Burung murai batu dikenal memiliki suara kicauan yang merdu, sehingga tak heran banyak kicau mania (sebutan penggemar burung berkicau) yang memelihara salah satu burung endemik Asia ini, meskipun harganya terbilang cukup mahal.

Murai batu menjadi primadona di kalangan para pecinta burung berkicau di Tanah Air. Wajar, jika banyak masyarakat membudidayakan burung tersebut karena nilai ekonomisnya cukup menggiurkan. Salah satunya adalah Arif Sutejo, warga Dusun Kebonsari, Desa Karangwinongan, Kecamatan Mojoagung, Jombang, Jawa Timur.

Pria 30 tahun itu dulunya berjualan ayam potong di pasar tradisional, tetapi sejak 2014 beralih menjadi pembudi daya burung murai batu. Usaha itu pun awalnya hanya coba-coba karena dia memang hobi memelihara burung murai untuk kontes perlombaan.  

"Awalnya cuma satu pasang. Sebenarnya hanya coba-coba, karena suara burung murai gaco (jagoan, red) saya rusak. Terus saya belikan murai betina dan coba saya jodohnya, alhamdulillah bisa produksi," kata Sutejo saat ditemui ANTARA di rumahnya, Selasa. 

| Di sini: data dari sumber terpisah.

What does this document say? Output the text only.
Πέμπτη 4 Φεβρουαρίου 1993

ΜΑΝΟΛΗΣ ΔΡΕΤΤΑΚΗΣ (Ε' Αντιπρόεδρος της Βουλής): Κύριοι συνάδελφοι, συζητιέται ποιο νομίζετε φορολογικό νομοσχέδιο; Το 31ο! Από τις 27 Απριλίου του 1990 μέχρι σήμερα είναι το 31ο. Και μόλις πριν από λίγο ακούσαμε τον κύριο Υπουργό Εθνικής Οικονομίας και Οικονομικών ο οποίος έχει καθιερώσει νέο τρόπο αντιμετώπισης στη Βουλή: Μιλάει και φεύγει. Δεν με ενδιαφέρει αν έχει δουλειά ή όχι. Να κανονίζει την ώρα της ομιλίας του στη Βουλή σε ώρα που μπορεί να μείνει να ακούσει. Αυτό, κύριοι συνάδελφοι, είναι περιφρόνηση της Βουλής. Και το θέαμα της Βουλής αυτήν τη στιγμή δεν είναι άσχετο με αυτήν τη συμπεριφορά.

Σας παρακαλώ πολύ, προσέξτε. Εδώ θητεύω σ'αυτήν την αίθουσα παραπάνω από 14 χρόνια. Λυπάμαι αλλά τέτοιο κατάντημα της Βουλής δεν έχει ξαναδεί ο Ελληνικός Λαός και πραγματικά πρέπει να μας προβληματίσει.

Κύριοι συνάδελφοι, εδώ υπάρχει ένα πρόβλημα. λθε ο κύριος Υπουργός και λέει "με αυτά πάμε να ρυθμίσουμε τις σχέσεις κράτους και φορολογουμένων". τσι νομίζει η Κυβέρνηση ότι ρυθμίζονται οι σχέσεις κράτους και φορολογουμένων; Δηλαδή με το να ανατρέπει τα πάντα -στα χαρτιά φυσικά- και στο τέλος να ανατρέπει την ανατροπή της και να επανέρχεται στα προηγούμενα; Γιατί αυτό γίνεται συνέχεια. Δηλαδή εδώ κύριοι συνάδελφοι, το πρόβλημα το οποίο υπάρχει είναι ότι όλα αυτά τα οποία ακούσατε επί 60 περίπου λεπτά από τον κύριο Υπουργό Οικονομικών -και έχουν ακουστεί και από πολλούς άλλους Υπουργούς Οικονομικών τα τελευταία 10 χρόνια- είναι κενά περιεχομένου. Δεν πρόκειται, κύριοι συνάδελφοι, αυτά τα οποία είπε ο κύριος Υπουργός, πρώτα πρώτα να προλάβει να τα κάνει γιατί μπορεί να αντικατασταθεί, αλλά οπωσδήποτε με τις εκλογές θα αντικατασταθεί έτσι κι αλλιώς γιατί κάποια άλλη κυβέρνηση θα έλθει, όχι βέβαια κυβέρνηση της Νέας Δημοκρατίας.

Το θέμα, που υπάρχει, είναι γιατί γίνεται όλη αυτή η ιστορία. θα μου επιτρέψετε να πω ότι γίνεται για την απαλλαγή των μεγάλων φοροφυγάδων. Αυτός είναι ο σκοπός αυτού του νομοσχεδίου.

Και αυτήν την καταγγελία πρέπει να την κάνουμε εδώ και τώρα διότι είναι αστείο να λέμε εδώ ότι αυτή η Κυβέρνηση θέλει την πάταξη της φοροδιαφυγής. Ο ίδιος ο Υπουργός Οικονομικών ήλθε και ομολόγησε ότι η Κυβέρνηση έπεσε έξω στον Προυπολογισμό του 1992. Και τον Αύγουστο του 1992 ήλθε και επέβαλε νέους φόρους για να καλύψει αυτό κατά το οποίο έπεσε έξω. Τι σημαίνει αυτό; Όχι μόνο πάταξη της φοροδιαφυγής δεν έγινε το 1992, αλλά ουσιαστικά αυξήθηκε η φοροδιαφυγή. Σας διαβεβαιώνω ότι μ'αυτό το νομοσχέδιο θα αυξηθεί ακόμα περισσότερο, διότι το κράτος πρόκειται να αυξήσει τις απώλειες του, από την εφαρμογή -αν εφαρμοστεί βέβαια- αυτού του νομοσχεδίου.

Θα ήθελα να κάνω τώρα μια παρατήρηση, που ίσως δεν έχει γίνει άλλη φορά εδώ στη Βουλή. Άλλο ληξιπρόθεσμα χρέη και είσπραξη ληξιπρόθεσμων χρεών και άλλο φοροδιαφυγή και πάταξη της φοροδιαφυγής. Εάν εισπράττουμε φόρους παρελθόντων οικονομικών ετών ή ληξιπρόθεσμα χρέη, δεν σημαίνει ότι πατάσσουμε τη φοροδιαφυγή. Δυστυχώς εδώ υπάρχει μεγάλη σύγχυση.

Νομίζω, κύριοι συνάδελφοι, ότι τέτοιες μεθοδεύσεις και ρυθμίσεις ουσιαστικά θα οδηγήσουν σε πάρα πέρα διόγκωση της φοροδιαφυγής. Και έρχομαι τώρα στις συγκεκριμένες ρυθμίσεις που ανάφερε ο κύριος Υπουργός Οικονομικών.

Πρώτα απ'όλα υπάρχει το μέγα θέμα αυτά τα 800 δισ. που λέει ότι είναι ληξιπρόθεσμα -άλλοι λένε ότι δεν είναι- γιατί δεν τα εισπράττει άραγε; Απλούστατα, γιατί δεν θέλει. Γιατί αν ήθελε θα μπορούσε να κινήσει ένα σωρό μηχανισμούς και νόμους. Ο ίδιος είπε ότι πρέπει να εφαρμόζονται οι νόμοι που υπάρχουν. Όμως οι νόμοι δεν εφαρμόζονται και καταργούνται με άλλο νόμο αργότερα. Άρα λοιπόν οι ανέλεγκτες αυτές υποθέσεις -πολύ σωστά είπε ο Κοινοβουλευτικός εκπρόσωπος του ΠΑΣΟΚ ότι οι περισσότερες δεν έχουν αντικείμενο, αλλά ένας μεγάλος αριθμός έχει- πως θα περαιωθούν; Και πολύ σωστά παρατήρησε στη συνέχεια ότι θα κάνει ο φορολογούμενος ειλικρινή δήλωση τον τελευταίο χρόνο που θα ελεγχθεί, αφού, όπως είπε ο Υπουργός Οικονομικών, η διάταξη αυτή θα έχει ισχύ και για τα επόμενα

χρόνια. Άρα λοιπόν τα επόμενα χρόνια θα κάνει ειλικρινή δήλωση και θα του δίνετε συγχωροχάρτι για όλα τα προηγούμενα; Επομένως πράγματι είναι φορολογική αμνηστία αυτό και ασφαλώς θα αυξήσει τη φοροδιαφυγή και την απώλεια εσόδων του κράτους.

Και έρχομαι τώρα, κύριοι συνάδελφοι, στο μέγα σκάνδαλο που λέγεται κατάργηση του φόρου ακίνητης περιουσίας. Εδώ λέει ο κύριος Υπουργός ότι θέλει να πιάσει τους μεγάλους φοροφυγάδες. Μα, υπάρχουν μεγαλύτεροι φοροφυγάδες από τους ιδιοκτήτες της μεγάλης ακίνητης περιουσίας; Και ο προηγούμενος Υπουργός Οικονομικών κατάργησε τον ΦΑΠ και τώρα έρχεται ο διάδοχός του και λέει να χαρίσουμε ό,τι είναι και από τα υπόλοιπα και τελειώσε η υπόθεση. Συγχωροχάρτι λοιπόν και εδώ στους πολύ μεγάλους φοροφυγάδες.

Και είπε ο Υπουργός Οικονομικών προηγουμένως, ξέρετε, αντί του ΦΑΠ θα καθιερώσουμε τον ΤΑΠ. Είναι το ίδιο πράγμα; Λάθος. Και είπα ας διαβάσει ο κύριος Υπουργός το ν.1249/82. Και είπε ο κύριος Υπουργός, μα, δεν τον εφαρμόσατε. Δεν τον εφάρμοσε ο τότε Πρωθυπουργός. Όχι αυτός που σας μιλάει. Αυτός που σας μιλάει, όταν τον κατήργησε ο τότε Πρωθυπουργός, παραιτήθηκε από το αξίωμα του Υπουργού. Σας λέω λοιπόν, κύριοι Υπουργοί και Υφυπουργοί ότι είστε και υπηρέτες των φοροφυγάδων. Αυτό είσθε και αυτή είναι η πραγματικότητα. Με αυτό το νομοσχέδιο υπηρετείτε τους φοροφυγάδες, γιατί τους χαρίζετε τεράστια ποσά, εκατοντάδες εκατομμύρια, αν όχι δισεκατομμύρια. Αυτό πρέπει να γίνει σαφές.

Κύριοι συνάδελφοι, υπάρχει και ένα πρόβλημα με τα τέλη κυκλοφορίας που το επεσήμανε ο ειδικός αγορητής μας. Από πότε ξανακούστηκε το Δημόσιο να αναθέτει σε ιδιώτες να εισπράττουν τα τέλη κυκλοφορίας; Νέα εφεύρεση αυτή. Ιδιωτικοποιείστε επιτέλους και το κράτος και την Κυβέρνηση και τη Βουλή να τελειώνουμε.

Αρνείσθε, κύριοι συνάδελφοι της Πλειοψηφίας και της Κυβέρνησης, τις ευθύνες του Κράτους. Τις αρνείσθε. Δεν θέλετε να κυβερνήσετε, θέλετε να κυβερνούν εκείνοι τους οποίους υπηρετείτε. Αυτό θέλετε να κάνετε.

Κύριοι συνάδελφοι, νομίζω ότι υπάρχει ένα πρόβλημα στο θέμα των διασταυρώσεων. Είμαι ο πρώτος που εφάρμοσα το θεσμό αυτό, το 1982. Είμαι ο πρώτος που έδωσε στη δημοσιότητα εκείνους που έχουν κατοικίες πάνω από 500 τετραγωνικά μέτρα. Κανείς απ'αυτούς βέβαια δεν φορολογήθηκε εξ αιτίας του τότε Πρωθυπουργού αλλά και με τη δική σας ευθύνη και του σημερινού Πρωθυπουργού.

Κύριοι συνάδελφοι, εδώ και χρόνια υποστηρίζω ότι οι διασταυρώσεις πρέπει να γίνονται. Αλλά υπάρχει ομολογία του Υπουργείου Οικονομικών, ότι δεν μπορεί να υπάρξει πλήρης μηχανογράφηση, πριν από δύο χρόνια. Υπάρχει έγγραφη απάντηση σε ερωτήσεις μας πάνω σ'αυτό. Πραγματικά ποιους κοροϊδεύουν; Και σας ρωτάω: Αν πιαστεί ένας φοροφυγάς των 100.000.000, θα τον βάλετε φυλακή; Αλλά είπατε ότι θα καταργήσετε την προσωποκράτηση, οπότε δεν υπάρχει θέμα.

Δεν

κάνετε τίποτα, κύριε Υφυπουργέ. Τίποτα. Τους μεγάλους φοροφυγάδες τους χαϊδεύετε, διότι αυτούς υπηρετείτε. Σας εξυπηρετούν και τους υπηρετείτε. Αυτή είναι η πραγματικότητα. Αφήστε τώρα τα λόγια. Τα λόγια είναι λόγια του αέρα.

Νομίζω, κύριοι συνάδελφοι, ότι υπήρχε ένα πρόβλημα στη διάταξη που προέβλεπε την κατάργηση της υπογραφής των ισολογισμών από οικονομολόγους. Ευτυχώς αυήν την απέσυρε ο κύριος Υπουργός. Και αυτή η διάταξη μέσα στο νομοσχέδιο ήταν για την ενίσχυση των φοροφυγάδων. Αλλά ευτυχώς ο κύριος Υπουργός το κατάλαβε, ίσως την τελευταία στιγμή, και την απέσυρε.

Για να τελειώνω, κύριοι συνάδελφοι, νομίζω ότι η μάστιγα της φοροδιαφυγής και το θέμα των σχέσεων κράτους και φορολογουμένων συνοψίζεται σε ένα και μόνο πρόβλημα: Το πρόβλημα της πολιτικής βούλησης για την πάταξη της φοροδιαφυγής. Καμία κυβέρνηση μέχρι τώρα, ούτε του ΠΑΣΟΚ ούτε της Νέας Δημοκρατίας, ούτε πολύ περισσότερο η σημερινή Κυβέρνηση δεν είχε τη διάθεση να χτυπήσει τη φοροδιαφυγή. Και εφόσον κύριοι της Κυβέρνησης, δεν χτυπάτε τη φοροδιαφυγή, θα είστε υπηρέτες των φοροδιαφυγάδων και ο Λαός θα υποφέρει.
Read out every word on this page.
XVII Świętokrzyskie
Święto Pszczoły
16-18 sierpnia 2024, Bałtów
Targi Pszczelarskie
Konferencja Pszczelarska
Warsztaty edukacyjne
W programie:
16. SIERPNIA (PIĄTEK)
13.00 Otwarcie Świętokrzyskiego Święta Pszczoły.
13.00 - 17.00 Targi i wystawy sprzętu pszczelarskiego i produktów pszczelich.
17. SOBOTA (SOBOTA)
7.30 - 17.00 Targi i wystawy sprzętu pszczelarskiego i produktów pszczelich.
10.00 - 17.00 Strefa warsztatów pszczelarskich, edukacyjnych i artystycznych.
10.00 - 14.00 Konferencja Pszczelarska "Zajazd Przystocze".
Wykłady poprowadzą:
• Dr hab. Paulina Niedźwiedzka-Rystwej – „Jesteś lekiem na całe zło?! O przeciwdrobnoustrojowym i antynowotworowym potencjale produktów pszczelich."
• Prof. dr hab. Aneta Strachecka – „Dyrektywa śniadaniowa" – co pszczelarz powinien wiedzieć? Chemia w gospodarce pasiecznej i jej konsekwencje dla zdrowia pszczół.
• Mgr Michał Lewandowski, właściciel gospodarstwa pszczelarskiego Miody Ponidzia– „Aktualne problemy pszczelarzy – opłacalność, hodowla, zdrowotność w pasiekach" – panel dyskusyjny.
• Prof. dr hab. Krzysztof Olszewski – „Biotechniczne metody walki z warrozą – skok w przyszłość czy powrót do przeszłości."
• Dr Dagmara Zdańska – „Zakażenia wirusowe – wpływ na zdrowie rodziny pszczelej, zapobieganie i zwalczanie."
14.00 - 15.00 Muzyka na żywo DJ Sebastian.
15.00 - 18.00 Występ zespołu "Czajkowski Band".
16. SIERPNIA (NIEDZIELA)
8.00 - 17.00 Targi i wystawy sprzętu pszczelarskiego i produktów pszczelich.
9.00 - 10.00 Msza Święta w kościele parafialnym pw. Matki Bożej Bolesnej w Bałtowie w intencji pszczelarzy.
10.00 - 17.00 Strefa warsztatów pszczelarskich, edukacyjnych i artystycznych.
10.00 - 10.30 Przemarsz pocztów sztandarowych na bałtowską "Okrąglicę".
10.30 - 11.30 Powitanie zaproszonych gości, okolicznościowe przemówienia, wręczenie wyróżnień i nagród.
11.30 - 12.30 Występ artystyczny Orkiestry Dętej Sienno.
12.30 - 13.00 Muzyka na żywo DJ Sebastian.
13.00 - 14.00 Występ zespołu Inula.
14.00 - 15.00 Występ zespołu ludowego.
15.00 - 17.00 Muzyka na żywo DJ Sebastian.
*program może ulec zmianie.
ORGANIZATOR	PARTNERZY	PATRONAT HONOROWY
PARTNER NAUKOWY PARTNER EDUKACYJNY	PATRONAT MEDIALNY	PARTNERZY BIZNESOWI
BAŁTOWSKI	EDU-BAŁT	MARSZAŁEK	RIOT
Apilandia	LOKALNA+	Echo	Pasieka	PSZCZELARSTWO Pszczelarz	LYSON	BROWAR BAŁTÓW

Saat ini di lahan 100 meter yang berada pada bagian belakang rumahnya, Sutejo membudidayakan sebanyak 15 pasang burung yang memiliki nama latin copsychus malabaricus itu di dalam kandang berukuran 1x1 meter persegi dan terbukti mampu memberikan hasil.

Burung yang dibudidayakannya merupakan murai batu dari hutan Sumatera atau yang dikenal murai batu Medan. Lantaran suaranya merdu dan kencang, murai Sumatera banyak variasi nadanya. Bentuk ekornya bisa memanjang ke bawah hingga 30 centimeter. 
 
Ketika berkicau, burung murai pandai meniru bunyi suara yang ada di sekitarnya. Dengan berbagai kelebihannya itu, wajar jika burung endemik Asia ini banyak diburu kicau mania.
Arif Sutejo (30) melakukan pengecekan makanan burung murai batu di Dusun Kebonsari, Desa Karangwinongan, Kecamatan Mojoagung, Jombang, Jawa Timur, Selasa (13/8/2019). (ANTARA Jatim/Syaiful Arif)


Untuk harga jual anakan murai batu berusia 1,5 bulan, Sutejo menjualnya sekitar Rp2 juta hingga Rp2,5 juta per ekor. Ada burung khusus yang harganya sampai Rp12 juta, yaitu burung yang sering memenangkan kontes perlombaan. Dalam sebulan, Sutejo mampu menjual 12 sampai 20 ekor burung murai batu.

"Kalau pas waktu netasnya bersamaan, bisa panen kadang 12 bahkan sampai 20 ekor," tuturnya.

Pembeli burung murai batu hasil ternakan Sutejo ini banyak berasal dari luar Kabupaten Jombang, antara lain Mojokerto, Surabaya, dan Jakata. Omzet dari budi daya burung murai batu berkisar Rp15 juta sampai 20 juta per bulan.

Pria yang gemar memakai topi ini pun tak segan mengungkap kunci keberhasilan dalam beternak murai batu ini. "Nomor satu yang penting air minum setiap hari harus diganti. Sebenarnya tidak ada kesulitan yang berarti, kecuali waktu proses menjodohkan burung saja. Kalau tidak jodoh yang betina dikejar jantannya, maka harus segera dipisah jika tidak risikonya mati," tegas Sutejo.

Sementara itu, Andri Prasetyo, salah seorang pembeli burung murai batu, mengatakan anakan burung murai batu hasil ternakan Sutejo sangat direkomendasikan oleh para penghobi murai. 

"Katanya ring R & D hasil ternakan mas Sutejo ini sangat spesial dan direkomendasikan teman untuk bahan kontes perlombaan burung," ujarnya. 

Menurut ia, harga murai batu yang dipatok Arif Sutejo juga relatif terjangkau berkisar Rp2 juta per ekor untuk anakan murai jantan usia 1,5 bulan. "Indukannya sudah sering menjadi juara kontes lomba burung, pasti keturunannya bagus," pungkasnya.